Syria, the only Arab nation on the Security Council, had been pressing for a vote since last week's decision by Israel's security Cabinet to "remove"Arafat in a manner and time to be decided.
At a council meeting Monday, virtually all the more than 40 speakers condemned Israel's threats against Arafat.
U.S. Deputy Ambassador James Cunningham informed the council Tuesday morning that the United States would veto the latest draft. The council put off a vote for several hours, and some council members expressed hope that a compromise could be found but none was offered.
Immediately after the vote, America's U.N. Ambassador John Negroponte reiterated that the United States doesn't support the elimination or forced exile of Arafat and believes that his diplomatic isolation is the best course.
He said the United States was forced to use its veto because the resolution failed to name groups such as Hamas and the Al-Aqsa Martyrs Brigade, which has claimed credit for numerous suicide bombings and other attacks against Israelis.

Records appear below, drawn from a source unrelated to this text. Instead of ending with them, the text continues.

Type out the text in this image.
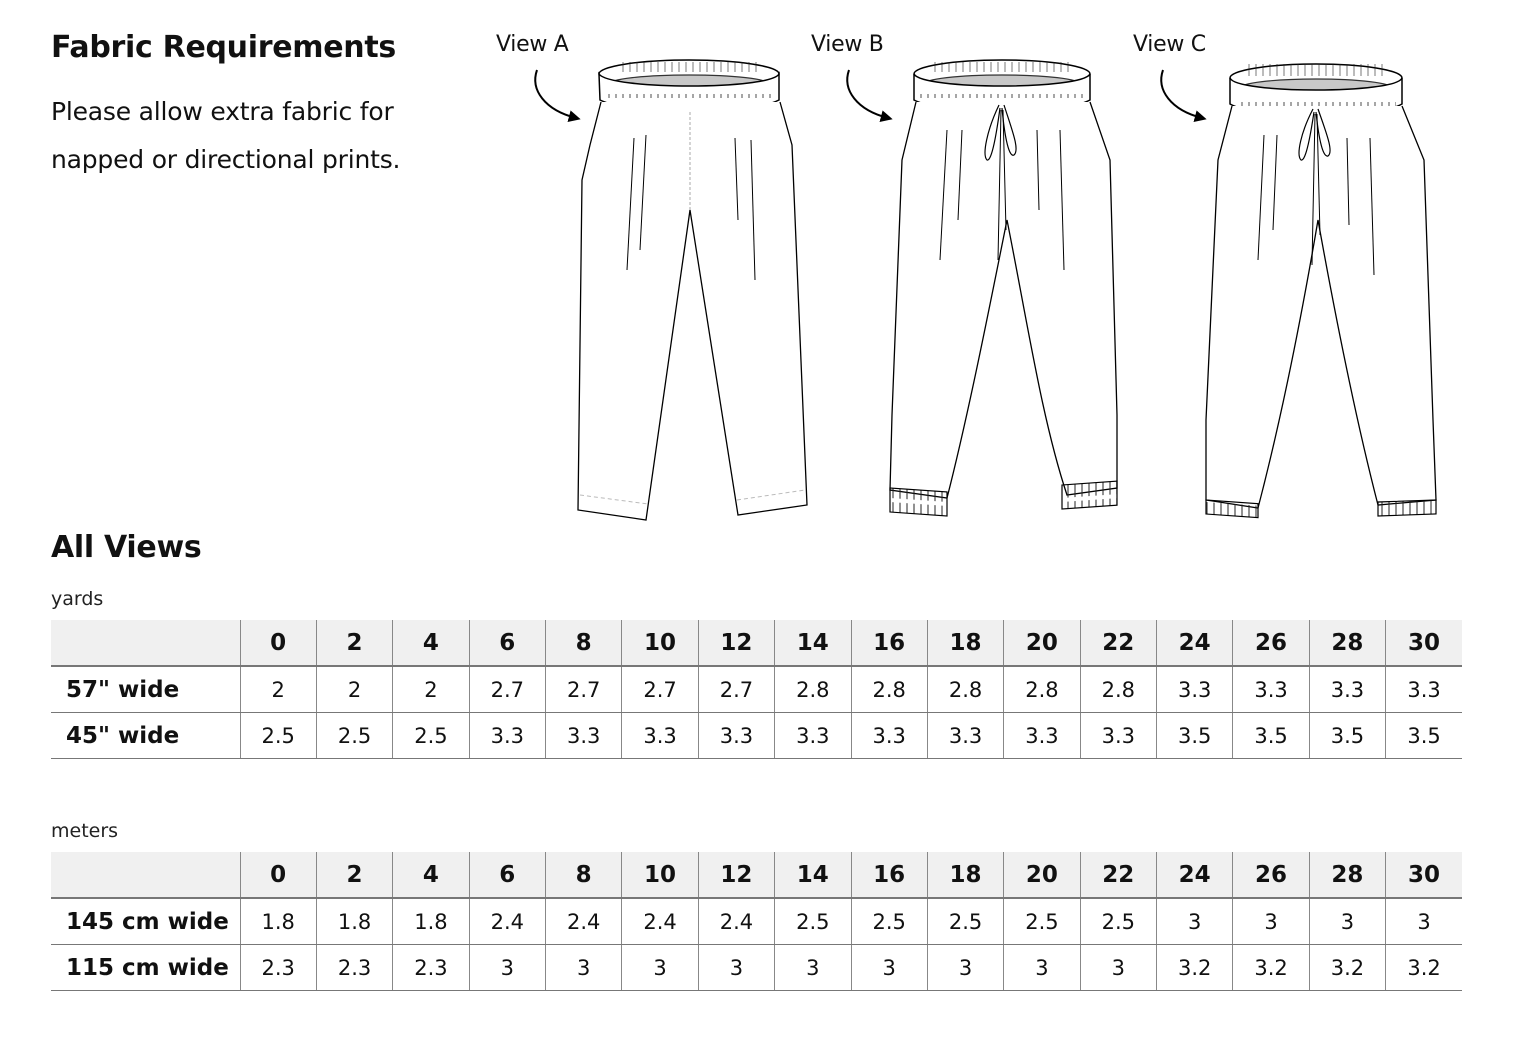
Fabric Requirements
Please allow extra fabric for
napped or directional prints.
View A	View B	View C
All Views
yards
	0	2	4	6	8	10	12	14	16	18	20	22	24	26	28	30
57" wide	2	2	2	2.7	2.7	2.7	2.7	2.8	2.8	2.8	2.8	2.8	3.3	3.3	3.3	3.3
45" wide	2.5	2.5	2.5	3.3	3.3	3.3	3.3	3.3	3.3	3.3	3.3	3.3	3.5	3.5	3.5	3.5
meters
	0	2	4	6	8	10	12	14	16	18	20	22	24	26	28	30
145 cm wide	1.8	1.8	1.8	2.4	2.4	2.4	2.4	2.5	2.5	2.5	2.5	2.5	3	3	3	3
115 cm wide	2.3	2.3	2.3	3	3	3	3	3	3	3	3	3	3.2	3.2	3.2	3.2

"The Palestinian Authority must take action to remove the threat of terrorist groups,"he said.
Israel blames Arafat for sabotaging the peace process.

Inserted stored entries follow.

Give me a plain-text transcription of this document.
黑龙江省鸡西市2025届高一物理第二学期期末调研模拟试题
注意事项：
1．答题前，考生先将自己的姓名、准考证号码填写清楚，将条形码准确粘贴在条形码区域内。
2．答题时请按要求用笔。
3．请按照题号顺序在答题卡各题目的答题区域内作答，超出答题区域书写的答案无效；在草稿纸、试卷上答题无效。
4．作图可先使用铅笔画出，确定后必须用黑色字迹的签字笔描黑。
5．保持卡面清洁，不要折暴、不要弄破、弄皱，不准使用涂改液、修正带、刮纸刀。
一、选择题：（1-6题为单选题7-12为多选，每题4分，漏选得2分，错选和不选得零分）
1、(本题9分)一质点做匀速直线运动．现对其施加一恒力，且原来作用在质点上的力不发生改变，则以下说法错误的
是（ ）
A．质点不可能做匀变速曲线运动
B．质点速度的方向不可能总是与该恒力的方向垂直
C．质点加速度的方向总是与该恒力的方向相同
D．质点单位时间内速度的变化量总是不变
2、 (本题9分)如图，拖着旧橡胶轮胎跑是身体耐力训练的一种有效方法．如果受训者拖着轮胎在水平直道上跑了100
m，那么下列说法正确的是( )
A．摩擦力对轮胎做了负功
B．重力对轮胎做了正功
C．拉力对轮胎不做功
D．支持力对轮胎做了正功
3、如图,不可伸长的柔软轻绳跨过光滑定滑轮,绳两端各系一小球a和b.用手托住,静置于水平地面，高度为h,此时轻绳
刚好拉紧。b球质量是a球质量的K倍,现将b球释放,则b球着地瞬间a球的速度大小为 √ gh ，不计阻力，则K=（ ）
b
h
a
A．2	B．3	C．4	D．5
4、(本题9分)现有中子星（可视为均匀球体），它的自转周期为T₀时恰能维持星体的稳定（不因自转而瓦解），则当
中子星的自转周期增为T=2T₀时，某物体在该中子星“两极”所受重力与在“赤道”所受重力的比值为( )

Cunningham said he told council members that the latest text was unacceptable because it would not promote the peace plan known as the "road map,"which is backed by the United States, the United Nations, the European Union and Russia.
Britain, which holds the council presidency this month, proposed amendments on Monday dealing with implementation of the "road map,"but Syria rejected them.
Syria's U.N. Ambassador Fayssal Mekdad expressed regret at the vote, calling the resolution "highly balanced,"and noting that most of the language came from previous resolutions that had been adopted by the Security Council.
"The fact that the U.S. delegation used its veto is something extremely regrettable," he said. "It only complicates a situation in the Middle East that is already very complicated."
Last Friday, the 15 council members including the United States agreed on a press statement expressing "the view that the removal of chairman Arafat would be unhelpful and should not be implemented."
But Cunningham stressed that a press statement on a single issue was far different from a legally binding Security Council resolution.
"Extracting that one piece of the situation and embedding it in a Security Council resolution that has a lot of other things wrapped around it is a different proposition," he said.